Quiero reproducir un párrafo muy interesante de “La destrucción del arte”, un maravilloso documento que forma parte de un Máster en estudios avanzados en Historia del Arte, escrito por Beatriz Yoldi y Dimitra Gozgou. Podéis leerlo completo aquí:

http://diposit.ub.edu/dspace/bitstream/2445/9682/1/destruccion%20del%20arte.pdf

Los estudios psicológicos acerca del tema se basan en hipótesis relacionadas con el subconsciente y la represión social; destaca el prematuro pero significativo estudio de Julius van Végh de 1915. Para este investigador, el hombre quiere rebelarse de objetos que significan mucho para él y que no puede poseer. Esto significa que los iconoclastas agresores son en realidad más idólatras de lo que ellos creen. Establecen un vínculo emocional muy fuerte con la obra y llegan a considerarla como algo mucho más trascendental y espiritual de lo que en realidad es”.

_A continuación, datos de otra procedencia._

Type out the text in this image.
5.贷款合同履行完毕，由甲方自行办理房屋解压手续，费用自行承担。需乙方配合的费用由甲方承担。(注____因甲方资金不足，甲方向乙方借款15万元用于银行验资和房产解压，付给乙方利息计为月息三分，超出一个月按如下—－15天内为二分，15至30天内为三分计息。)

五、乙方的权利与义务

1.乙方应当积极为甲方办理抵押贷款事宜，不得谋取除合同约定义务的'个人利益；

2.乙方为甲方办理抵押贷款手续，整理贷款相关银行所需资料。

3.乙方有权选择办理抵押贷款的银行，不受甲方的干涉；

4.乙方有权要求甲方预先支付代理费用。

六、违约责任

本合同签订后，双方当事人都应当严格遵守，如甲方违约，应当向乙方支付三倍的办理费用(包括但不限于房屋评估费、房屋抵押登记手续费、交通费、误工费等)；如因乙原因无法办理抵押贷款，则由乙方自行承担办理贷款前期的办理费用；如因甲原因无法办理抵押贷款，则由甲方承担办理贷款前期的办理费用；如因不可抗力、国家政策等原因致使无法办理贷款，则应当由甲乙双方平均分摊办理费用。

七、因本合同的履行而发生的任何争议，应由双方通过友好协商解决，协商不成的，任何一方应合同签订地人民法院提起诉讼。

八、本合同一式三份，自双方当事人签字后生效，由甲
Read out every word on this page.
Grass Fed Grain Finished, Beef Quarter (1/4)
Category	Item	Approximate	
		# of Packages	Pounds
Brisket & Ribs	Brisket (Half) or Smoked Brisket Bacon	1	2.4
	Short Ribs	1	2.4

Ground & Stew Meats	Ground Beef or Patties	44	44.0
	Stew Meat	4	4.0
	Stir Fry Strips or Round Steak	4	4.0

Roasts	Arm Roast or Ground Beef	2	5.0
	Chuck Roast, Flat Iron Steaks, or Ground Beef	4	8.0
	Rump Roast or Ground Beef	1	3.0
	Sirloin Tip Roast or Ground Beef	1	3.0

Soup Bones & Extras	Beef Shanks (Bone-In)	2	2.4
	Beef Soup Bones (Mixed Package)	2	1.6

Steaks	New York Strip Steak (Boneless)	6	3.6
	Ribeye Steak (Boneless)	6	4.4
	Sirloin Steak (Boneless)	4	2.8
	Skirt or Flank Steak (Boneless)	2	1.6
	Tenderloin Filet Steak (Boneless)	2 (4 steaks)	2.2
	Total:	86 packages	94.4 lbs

Creo que eso es una de las claves principales para entender a los que son capaces de derribar esculturas por motivos ideológicos. Para ellos, el arte no es arte, sino símbolos de algo a lo que su ideología les empuja a odiar. Para la mayoría de nosotros, el arte es lo más importante que puede salir de una mente humana, porque crear, construír, es algo que nos engrandece, el sentido de nuestra vida. Estamos en lo mismo de siempre. Cuando antepones tu ideología a tu calidad como ser humano, nada que se oponga a esa ideología tiene sentido, y tiene que ser destruido. Tan simple, tan absurdo y tan peligroso como eso.

En el mundo hay unos pocos constructores, unos pocos destructores, y una inmensa masa que se deja llevar a una de las dos tendencias según se mueva el viento. Lo malo de estos tiempos es que ese viento destructor circula muy deprisa. La destrucción, la ignorancia y la estupidez se están haciendo virales. La globalidad es muy buena para muchas cosas, pero nefasta para otras.